CHP’li 18 Belediye Başkanı’nın Fethiye Buluşması ve bu buluşmadan kamuya ve basına yansıyan açıklamalarda yer alan “Merkez Yoklaması” beklentisi kamuoyunda CHP’li Belediye Başkanların ortak beklentisi şeklinde algılandı. CHP tabanında ve örgütün tamamında hâkim görüş halini alan “Ön seçim” beklentisine karşın CHP’li belediye başkanları  “Mevcutlar” ile devam edilmesi konusunda ısrarcı olacak gibi görünüyor. Fethiye Buluşması’nda belediye başkanları yaptıkları açıklamalar ile adeta “Partinin Egemen Gücü Belediyelerdir” demeye çalıştı.
***

CHP’li Belediyelerin ve Belediye Başkanlarının Fethiye Buluşması sonrasında bazı ilçe başkanlarının bu konudan ciddi rahatsızlık duyduğu gelen haberler arasında. İddialara göre Belediye Başkanlarının farklı bir örgüt gibi hareket etmesi, örgütün ön seçim isteğini yok sayarak, merkez yoklaması yapılması yönündeki açıklamaları parti içinde sıkıntıya neden oldu. “CHP’li belediyeler, CHP’den bağımsız değildir” şeklinde yorumları da gündeme getirdi.
***
İşin gerçeği CHP’li belediyeler arasında yöntem, uygulama ve hizmetleri ile yeniden seçilmeyi hak eden belediye başkanları var. Parti tabanının ve örgütün gözünde yeniden seçilmeyi hak etmeyenler de var. Bu açıdan bakıldığında CHP’li belediyelerin tamamını başarılı sayamayız. Bazılarının tek başarısı CHP’li olmaları! CHP’li belediye başkanları arasında yeniden seçilmeyi hak eden isimlerde mevcut. Yatağan Belediye Başkanı Hasan Haşmet Işık, Milas Belediye Başkanı Muhammet Tokat bu isimlerin başında geliyor. Her iki ismin yarattığı ciddi anlamda bir toplumsal çelişki yok.
***
Haşmet Işık ve Muhammet Tokat, büyük şehir statülü seçimler öncesinde aday olmayı istemeseler de örgüt ve parti tabanı onların yeniden belediye başkan adayı olması için onları cesaretlendirecek, hatta yeniden seçilmesini sağlayarak onları bir kez daha ödüllendirecektir.

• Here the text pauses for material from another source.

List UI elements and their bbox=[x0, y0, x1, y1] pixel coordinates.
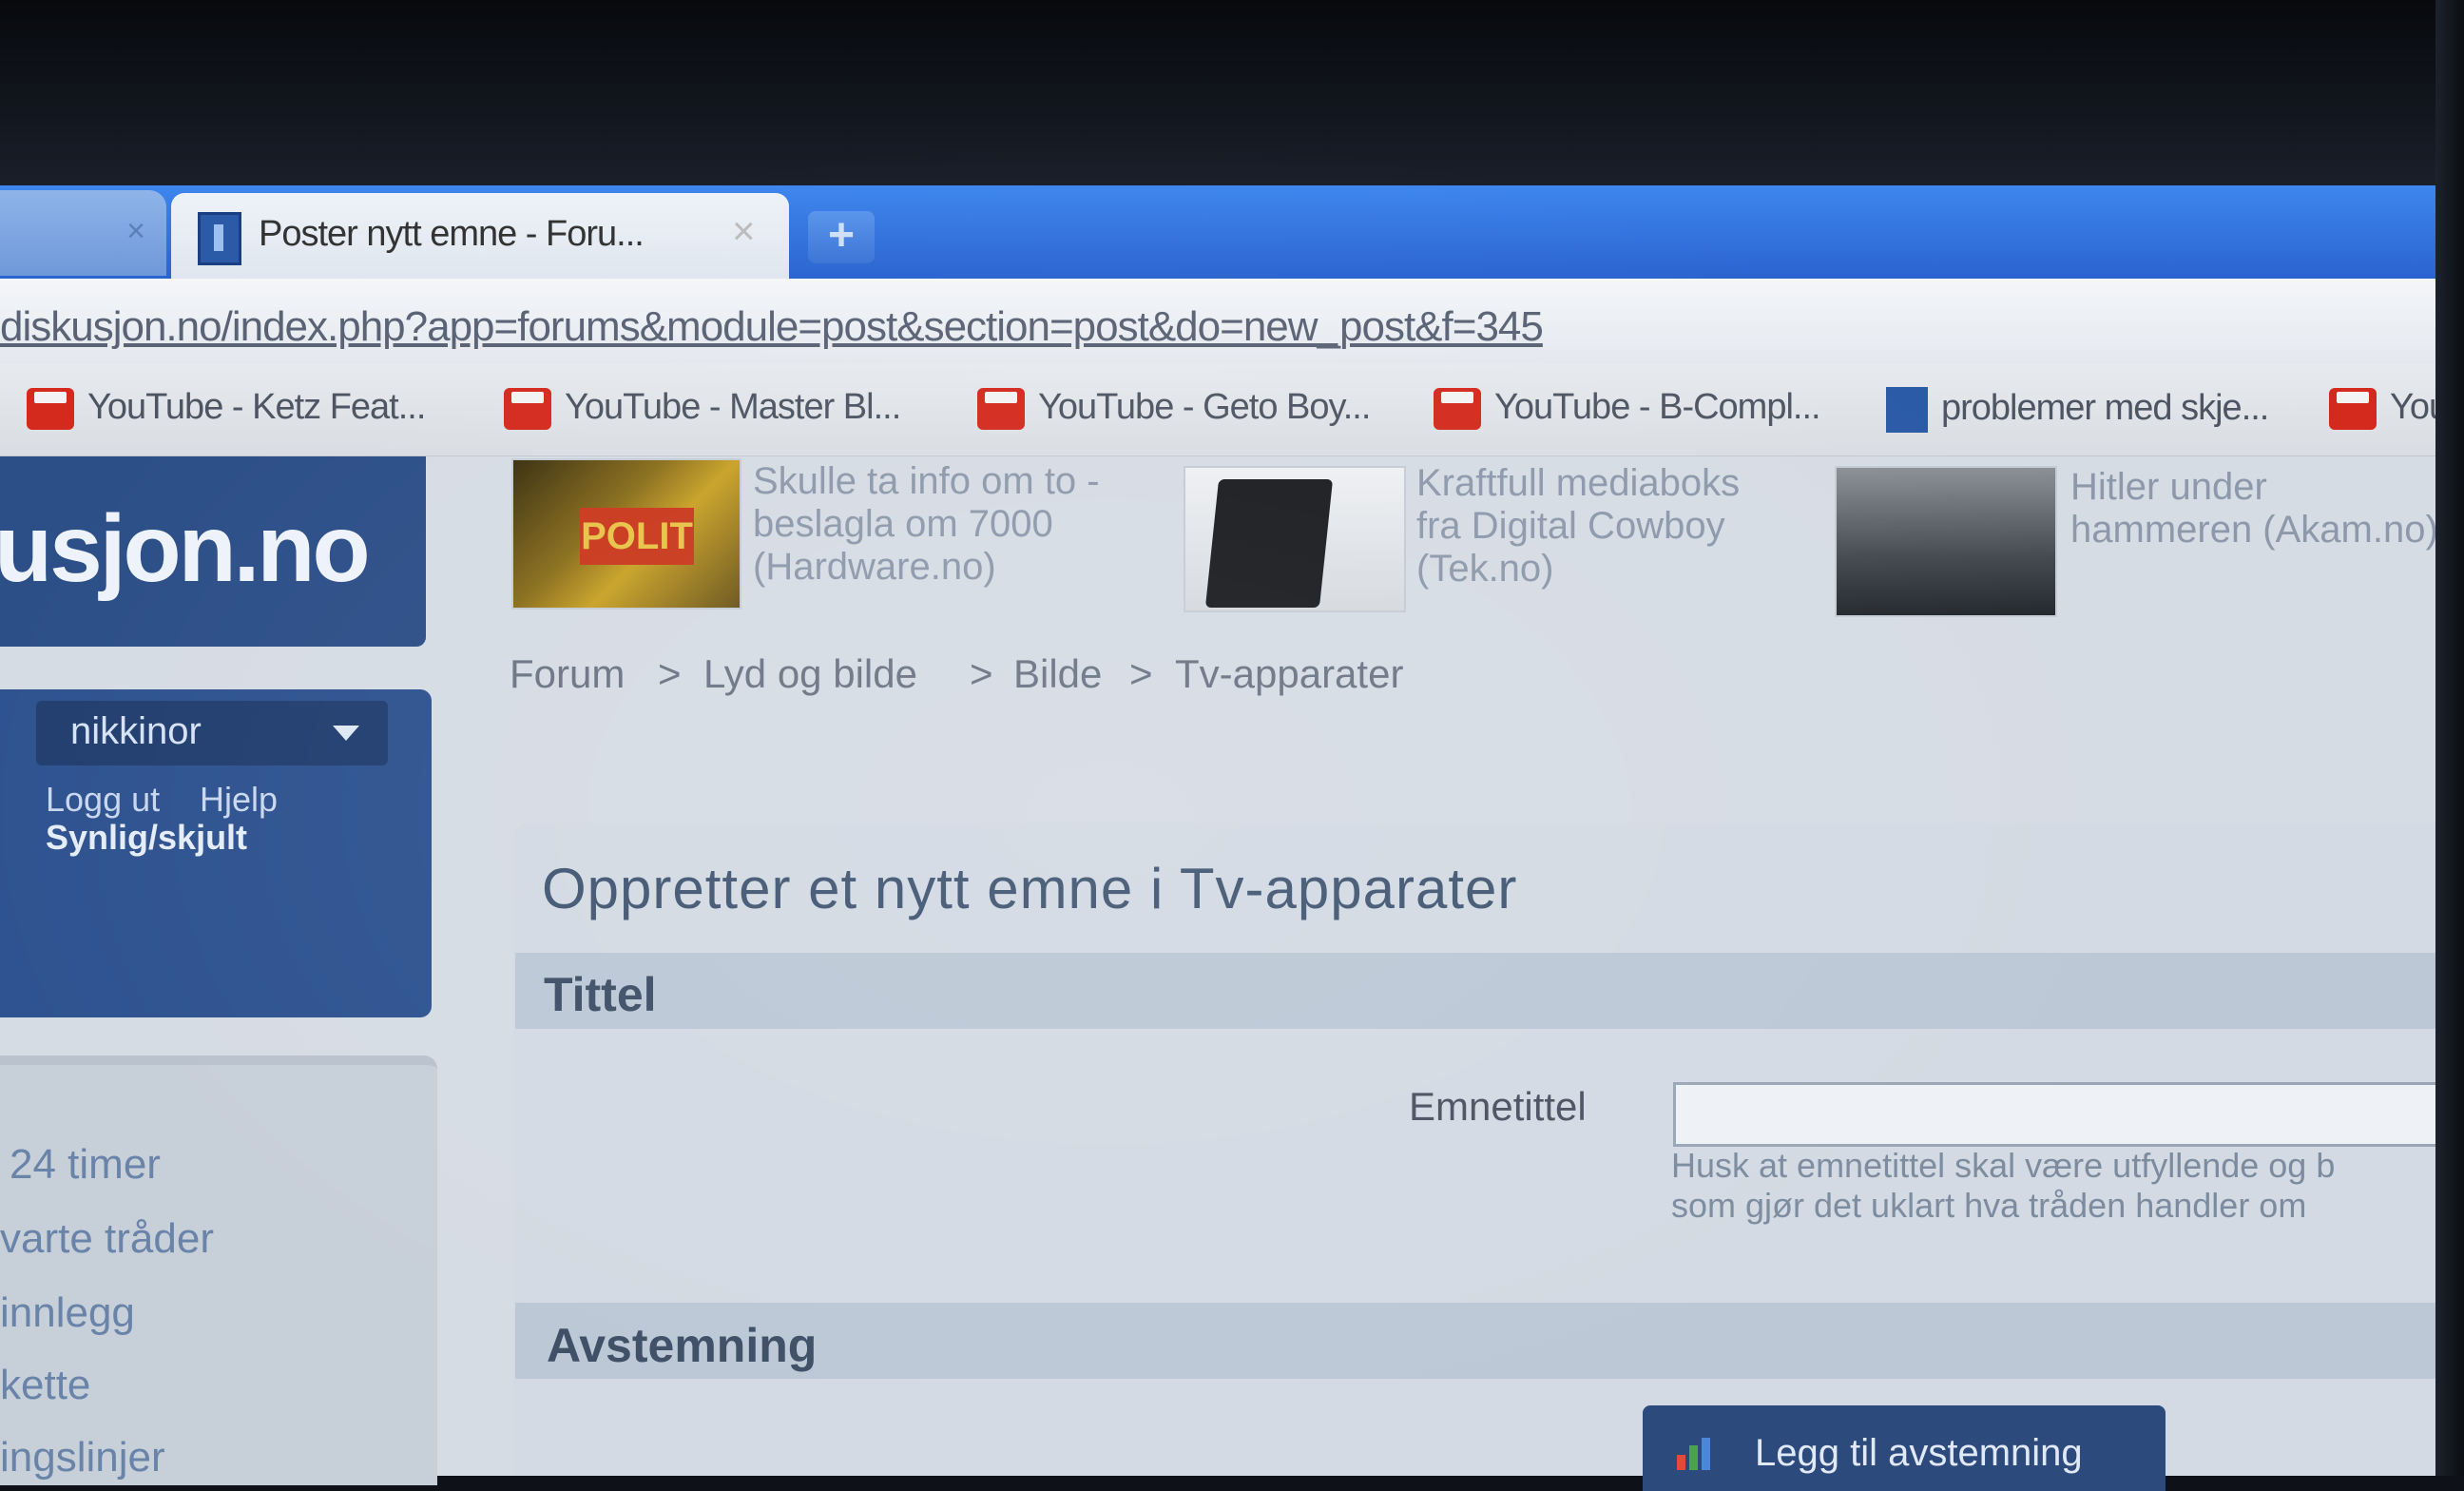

Her iki belediye başkanı da örgütsel emeği ve parti geleneğini önde planda tutarak, yöntem ve uygulamalarını  “Sosyal Demokrat Belediyecilik”  çerçevesinde yapmaya özen gösteriyorlar, bu özellikleri ile de büyük takdir topluyorlar.
***
Her iki ismin kendi ilçelerinde yeniden aday olmaları CHP içerisinde çok ciddi bir tartışmaya, bir aday krizi yaratmaya sebebiyet vermeyecektir.  Her iki ismin yeniden adaylığı, yöntem, uygulama ve hizmetleri ile toplumsal çelişki yaratan diğer belediye başkanları gibi tabanda ve örgütte “Mükerrer” olarak algılanmayacaktır. Mükerrer muamelesi görmeyecektir.
***
CHP’de yeniden seçilmeyi hak eden, örgüt tarafından yeniden ısrarla aday gösterilecek belediye başkanları mevcut. Onların seçilebilmek adına yaşadıkları çok ciddi bir sorunu yok. Ancak bu türün siyasetçilerinin çok fazla olmadığını da belirtmeliyiz. Her belediye başkanı onlar kadar şanslı değil.
***
CHP İl Danışma Kurulu’nda tüm örgütlerin katılımı ile alınan ve genel merkeze gönderilen kararlar ortada duruyor. Her ilçede bütün üyelerin katılımı ile temayül yoklaması yapılması, yeni kurulan Menteşe Belediyesi dâhil belediye başkanı olmayan ilçelerde büyük şehirde olduğu gibi 6-7 ay öncesi adayı belirlemek üzere yine üyelerin katılımı ile temayül yoklaması yapılması, Muğla Merkez hariç, belediye başkanlığına sahip olan ilçelerde Yüksek Seçim Kurulu takvimine bağlı, hâkim huzurunda ön seçim yapılması Muğla örgütünün ve parti tabanının genel ve haklı beklentisi.
***
CHP Genel Başkanı Kemal Kılıçdaroğlu’nun aday belirleme yöntemi ile ilgili yaptığı “Tüm üyelerin katılımı ile temayül yoklaması yapacağız” açıklaması ülke genelinde olduğu gibi Muğla’da da tüm örgütü ve parti tabanının cesaretlendirmişken, kimse CHP örgütünün ve tabanının bir kez daha “Politik temsilcilerini periyodik olarak seçeceğini” düşünmesin.
***
Bir hatırlatma ile sonlayalım. Politik temsilcilerin periyodik seçilmesi konusu bizim kent olarak hiç yabancı olmadığımız bir konudur. Biliyorsunuz biz bu kentte politik temsilcilerimizi seçtik mi, öyle bir kereliğine falan seçmeyiz! Seçilenin başına bir şey gelmez, adama kamyon çarpmaz, kafasına saksı düşmezse, seçilen hep seçilen olarak kalır ve seçilmenin keyfini sürmeye devam eder. Onları sürekli “seçilen yapan şey” yönetim şeklindeki başarısı, örgütsel emeği, hizmetlerinin kalitesi değildir. Onları sürekli olarak seçilen yapan şey; siyasi partilerin tabanına, seçmenine insan kaynakları konusundaki kısır önermeleridir.